For \( \overrightarrow{\mathbf{b}} \), which is directed 35 degrees west of north, west is negative x and north is positive y. We calculate \(x\) and \(y\) as follows:
- \(x = 4.3 \cos(35^{\circ})(-1)\) - \(y = 4.3 \sin(35^{\circ})\)

This conversion allows us to perform arithmetic operations on vectors easily.

Vector Components

Understanding the components of a vector is like understanding its building blocks in a Cartesian system. Each vector can be broken down into two main parts: the **x-component** and the **y-component**. These components tell us how far the vector stretches along the x-axis and y-axis respectively.

Consider vector \( \overrightarrow{\mathbf{a}} = 5.2\hat{i}\).

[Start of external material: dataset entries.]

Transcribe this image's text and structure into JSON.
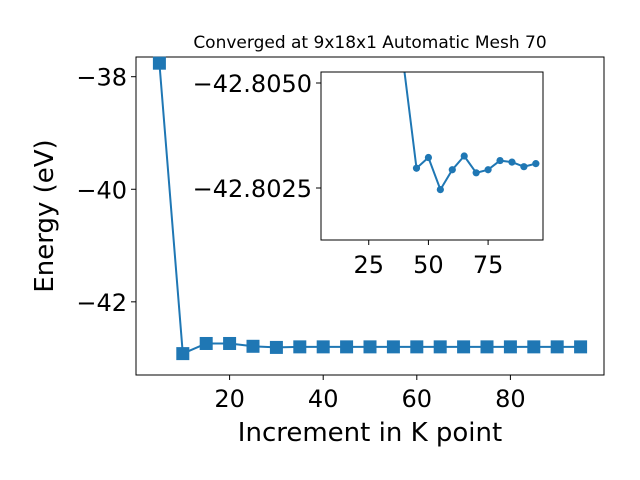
{
  "chart_data": [
    {
      "type": "line",
      "title": "Converged at 9x18x1 Automatic Mesh 70",
      "xlabel": "Increment in K point",
      "ylabel": "Energy (eV)",
      "xlim": [
        0,
        100
      ],
      "ylim": [
        -43.3,
        -37.65
      ],
      "x_ticks": [
        20,
        40,
        60,
        80
      ],
      "x_tick_labels": [
        "20",
        "40",
        "60",
        "80"
      ],
      "y_ticks": [
        -42,
        -40,
        -38
      ],
      "y_tick_labels": [
        "−42",
        "−40",
        "−38"
      ],
      "grid": false,
      "marker": "square",
      "color": "#1f77b4",
      "series": [
        {
          "x": [
            5,
            10,
            15,
            20,
            25,
            30,
            35,
            40,
            45,
            50,
            55,
            60,
            65,
            70,
            75,
            80,
            85,
            90,
            95
          ],
          "y": [
            -37.76,
            -42.92,
            -42.74,
            -42.74,
            -42.79,
            -42.81,
            -42.8,
            -42.8,
            -42.8,
            -42.8,
            -42.8,
            -42.8,
            -42.8,
            -42.8,
            -42.8,
            -42.8,
            -42.8,
            -42.8,
            -42.8
          ]
        }
      ]
    },
    {
      "type": "line",
      "title": "",
      "xlabel": "",
      "ylabel": "",
      "inset": true,
      "xlim": [
        5,
        98
      ],
      "ylim": [
        -42.8035,
        -42.8046
      ],
      "x_ticks": [
        25,
        50,
        75
      ],
      "x_tick_labels": [
        "25",
        "50",
        "75"
      ],
      "y_ticks": [
        -42.8025,
        -42.805
      ],
      "y_tick_labels": [
        "−42.8025",
        "−42.8050"
      ],
      "grid": false,
      "marker": "circle",
      "color": "#1f77b4",
      "series": [
        {
          "x": [
            40,
            45,
            50,
            55,
            60,
            65,
            70,
            75,
            80,
            85,
            90,
            95
          ],
          "y": [
            -42.8046,
            -42.80397,
            -42.80404,
            -42.80383,
            -42.80396,
            -42.80405,
            -42.80394,
            -42.80396,
            -42.80402,
            -42.80401,
            -42.80398,
            -42.804
          ]
        }
      ]
    }
  ]
}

This means it stretches 5.2 units along the x-axis, with no movement in the y-direction (i.e., 0\hat{j}).
On the other hand, for \( \overrightarrow{\mathbf{b}}\), we found the components from its polar version:
- \(x = 4.3 \cos(35^{\circ})(-1),\) as it goes against the east direction- \(y = 4.3 \sin(35^{\circ})\).

To add or subtract vectors, simply add or subtract these components separately. If given vectors \(\underline{\mathbf{v_1}} = (x_1, y_1)\) and \(\underline{\mathbf{v_2}} = (x_2, y_2)\), the sum is \(\underline{\mathbf{v_1}} + \underline{\mathbf{v_2}} = (x_1 + x_2, y_1 + y_2)\).
Breaking vectors down in this way simplifies calculations and reveals the underlying geometric scenarios.

Magnitude and Direction Calculation

Once you have the components of a vector, you can easily find its **magnitude** and **direction**. This is a re-conversion to polar form to understand how long the resultant vector is and which direction it points.

To find the magnitude of a vector with components \(x\) and \(y\), use the Pythagorean theorem: \[|\underline{\mathbf{v}}| = \sqrt{x^2 + y^2}\]
This gives the vector's length, similar to finding the hypotenuse of a right triangle.

For the direction, utilize the tangent function to find the angle \(\theta\) the vector makes with the x-axis:
\[\theta = \text{arctan} \left( \frac{y}{x} \right)\]

This angle defines the vector's direction in a standard polar coordinate framework. Remember, depending on which quadrant your resultant vector lies in, you might need to adjust the angle for correct directional interpretation.
Combining these two measurements allows you to fully understand the vector's orientation and size, completing your vector operation analysis.